Onion cells or Arabidopsis thaliana leaves were bombarded with plasmid-coated tungsten particles using a Model PDS 1000/He Biolistic Particle Delivery System™ (BioRad, Hercules, CA, USA) according to manufacturer's instructions. Plasmid DNA (2 μg for each shot) was precipitated on tungsten particles, and onion or A. thaliana epidermal cells were bombarded twice. The expression was observed 24 h after bombardment.

Agrobacterium-mediated transient expression was performed as previously described 47. Briefly, the binary GATEWAY-plasmid vectors were transformed by electroporation into A. tumefaciens strain C58C1 carrying the virulence helper plasmid pCH32 48. The transformants were inoculated into 5 ml LB medium supplemented with 50 μg ml^-1 kanamycin and 5 μg ml^-1 tetracycline and grown at 28°C overnight. Cells were precipitated and resuspended to an OD of 0.5 in solution containing 10 mm MgCl₂, 10 mm MES pH 5.6 and 150 μm acetosyringone. The cells were left at room temperature on the bench for 2 h before infiltration into N. bentamiana leaves. Observation was done 48 h after infiltration.

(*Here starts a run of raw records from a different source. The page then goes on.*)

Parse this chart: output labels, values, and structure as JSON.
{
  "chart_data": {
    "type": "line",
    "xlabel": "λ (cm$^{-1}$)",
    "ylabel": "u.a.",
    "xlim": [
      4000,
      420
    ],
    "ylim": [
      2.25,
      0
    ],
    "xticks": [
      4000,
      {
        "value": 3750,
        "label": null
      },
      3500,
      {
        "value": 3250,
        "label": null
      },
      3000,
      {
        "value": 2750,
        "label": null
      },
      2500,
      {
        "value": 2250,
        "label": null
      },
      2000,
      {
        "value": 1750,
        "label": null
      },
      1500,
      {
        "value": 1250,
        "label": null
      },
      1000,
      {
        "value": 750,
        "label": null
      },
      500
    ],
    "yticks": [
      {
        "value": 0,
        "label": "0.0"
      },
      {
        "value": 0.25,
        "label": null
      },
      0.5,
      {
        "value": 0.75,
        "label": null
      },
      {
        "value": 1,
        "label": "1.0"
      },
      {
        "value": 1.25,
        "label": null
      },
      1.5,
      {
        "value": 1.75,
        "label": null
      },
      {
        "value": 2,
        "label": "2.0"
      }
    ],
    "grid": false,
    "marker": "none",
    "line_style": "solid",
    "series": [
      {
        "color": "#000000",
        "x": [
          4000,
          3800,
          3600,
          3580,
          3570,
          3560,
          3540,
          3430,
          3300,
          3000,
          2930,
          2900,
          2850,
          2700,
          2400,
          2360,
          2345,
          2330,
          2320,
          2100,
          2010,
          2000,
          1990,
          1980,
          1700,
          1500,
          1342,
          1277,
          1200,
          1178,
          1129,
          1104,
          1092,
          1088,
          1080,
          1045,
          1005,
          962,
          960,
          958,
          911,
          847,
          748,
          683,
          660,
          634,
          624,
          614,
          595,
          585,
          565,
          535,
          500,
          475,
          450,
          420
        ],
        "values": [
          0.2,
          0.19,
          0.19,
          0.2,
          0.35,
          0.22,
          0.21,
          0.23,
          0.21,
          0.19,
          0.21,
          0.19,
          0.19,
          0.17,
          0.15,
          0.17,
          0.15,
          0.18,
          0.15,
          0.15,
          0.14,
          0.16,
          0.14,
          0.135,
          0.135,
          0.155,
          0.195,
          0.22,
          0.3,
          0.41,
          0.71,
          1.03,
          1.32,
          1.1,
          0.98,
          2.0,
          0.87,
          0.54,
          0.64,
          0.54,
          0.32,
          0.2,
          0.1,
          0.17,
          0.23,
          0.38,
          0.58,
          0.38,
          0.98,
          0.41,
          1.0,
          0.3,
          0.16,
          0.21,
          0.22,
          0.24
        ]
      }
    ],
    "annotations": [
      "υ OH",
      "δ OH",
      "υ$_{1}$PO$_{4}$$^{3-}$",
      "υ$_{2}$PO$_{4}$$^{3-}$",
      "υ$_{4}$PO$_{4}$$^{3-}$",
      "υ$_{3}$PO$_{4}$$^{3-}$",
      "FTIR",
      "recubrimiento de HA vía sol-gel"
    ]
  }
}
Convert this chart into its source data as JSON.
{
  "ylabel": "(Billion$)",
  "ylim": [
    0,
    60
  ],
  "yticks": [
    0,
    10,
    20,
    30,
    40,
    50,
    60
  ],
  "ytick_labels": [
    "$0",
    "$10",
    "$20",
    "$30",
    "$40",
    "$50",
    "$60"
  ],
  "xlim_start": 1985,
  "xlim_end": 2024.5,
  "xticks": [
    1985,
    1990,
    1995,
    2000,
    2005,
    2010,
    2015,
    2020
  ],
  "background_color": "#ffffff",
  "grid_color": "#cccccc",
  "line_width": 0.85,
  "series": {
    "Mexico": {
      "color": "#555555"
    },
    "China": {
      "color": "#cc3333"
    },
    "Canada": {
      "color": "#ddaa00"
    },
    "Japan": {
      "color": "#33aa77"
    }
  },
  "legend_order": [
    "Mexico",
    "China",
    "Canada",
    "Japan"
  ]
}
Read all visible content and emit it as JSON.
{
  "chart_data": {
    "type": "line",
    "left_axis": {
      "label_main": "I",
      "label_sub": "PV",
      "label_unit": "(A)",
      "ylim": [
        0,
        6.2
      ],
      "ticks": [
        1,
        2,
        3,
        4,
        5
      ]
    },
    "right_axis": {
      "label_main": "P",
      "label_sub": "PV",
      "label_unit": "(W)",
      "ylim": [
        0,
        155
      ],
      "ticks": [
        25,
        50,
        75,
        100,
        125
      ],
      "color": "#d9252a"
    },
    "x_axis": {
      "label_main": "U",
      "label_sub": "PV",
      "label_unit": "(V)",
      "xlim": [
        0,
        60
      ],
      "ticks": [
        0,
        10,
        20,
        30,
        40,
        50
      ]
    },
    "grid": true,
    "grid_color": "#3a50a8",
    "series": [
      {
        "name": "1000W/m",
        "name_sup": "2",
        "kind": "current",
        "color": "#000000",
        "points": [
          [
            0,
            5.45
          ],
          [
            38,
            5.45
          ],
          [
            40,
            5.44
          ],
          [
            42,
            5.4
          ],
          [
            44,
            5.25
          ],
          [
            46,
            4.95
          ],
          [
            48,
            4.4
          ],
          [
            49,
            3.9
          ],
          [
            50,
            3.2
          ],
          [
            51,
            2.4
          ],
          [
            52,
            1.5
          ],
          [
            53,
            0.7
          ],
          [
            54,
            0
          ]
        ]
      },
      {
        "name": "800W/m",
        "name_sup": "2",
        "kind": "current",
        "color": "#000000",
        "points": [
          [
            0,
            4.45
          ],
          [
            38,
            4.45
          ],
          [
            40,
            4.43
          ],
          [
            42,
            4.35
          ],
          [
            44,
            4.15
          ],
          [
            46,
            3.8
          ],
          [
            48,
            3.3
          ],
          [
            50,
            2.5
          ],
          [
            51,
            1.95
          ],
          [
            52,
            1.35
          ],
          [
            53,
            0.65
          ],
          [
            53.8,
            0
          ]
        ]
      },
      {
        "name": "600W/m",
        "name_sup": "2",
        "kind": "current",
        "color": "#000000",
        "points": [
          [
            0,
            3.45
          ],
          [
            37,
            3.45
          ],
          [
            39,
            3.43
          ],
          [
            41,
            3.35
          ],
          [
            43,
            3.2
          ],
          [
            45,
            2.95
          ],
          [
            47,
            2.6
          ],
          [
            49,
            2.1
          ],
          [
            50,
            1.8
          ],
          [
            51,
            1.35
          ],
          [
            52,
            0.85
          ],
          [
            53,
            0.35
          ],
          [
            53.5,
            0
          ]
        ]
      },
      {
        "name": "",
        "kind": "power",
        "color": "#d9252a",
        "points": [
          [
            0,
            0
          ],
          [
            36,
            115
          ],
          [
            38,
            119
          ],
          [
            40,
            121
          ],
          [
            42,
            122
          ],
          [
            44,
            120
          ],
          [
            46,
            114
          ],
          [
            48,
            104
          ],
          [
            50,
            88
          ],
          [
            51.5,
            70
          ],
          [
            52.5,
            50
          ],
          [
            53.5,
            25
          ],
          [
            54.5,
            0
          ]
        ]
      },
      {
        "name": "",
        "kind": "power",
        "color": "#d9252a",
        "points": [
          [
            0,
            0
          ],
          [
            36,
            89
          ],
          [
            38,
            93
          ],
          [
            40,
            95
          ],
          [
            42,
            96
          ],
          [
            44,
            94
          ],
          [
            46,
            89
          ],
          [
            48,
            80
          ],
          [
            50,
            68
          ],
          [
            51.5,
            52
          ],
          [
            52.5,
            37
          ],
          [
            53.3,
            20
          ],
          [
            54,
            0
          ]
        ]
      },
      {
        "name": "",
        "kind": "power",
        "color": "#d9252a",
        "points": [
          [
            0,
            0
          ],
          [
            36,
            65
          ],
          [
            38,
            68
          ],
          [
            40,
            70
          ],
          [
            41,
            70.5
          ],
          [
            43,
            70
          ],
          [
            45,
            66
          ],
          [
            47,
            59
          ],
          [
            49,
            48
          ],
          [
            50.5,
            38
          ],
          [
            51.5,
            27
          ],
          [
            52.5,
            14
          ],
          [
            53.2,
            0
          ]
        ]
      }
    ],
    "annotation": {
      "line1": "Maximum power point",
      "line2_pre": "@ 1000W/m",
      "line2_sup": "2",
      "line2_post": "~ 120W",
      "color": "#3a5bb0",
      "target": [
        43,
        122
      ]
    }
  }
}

Confocal microscopy was performed on a Leica DMRE-7 (SDK) microscope equipped with a TCS-SP2 confocal scanning head (Leica Microsystems Inc., Bannockburn, IL, USA). Images were collected with a Leica 63 × HCX PL APO water immersion objective (NA = 1.20). YFP was excited at 514 nm with an ArKr laser, and emission was detected between 525 and 625 nm. Chlorophyll was excited at 488 nm with an ArKr laser and emission was detected between 640 and 715 nm. DsRed was excited at 514 with an ArKr laser or at 543 nm with a GreNe laser and emission was detected between 563 and 660 nm. GFP was excited at 488 with an ArKr laser and emission was detected between 498 and 515 nm. For co-localization experiments, images were sequentially collected in order to minimize cross-talk of GFP and YFP. For time lapse series YFP and chlorophyll were both excited at 488 nm and pictures were collected without frame averages. Organelle motility was measured with the ImarisTrack module from the Image Analyzing Software Imaris 5.0 (Bitplane AG, Zurich, Switzerland). Labeled organelles were detected with the spot function and tracks were analyzed by using the autoregressive motion algorithm. Brownian movement was tracked with the Brownian motion algorithm.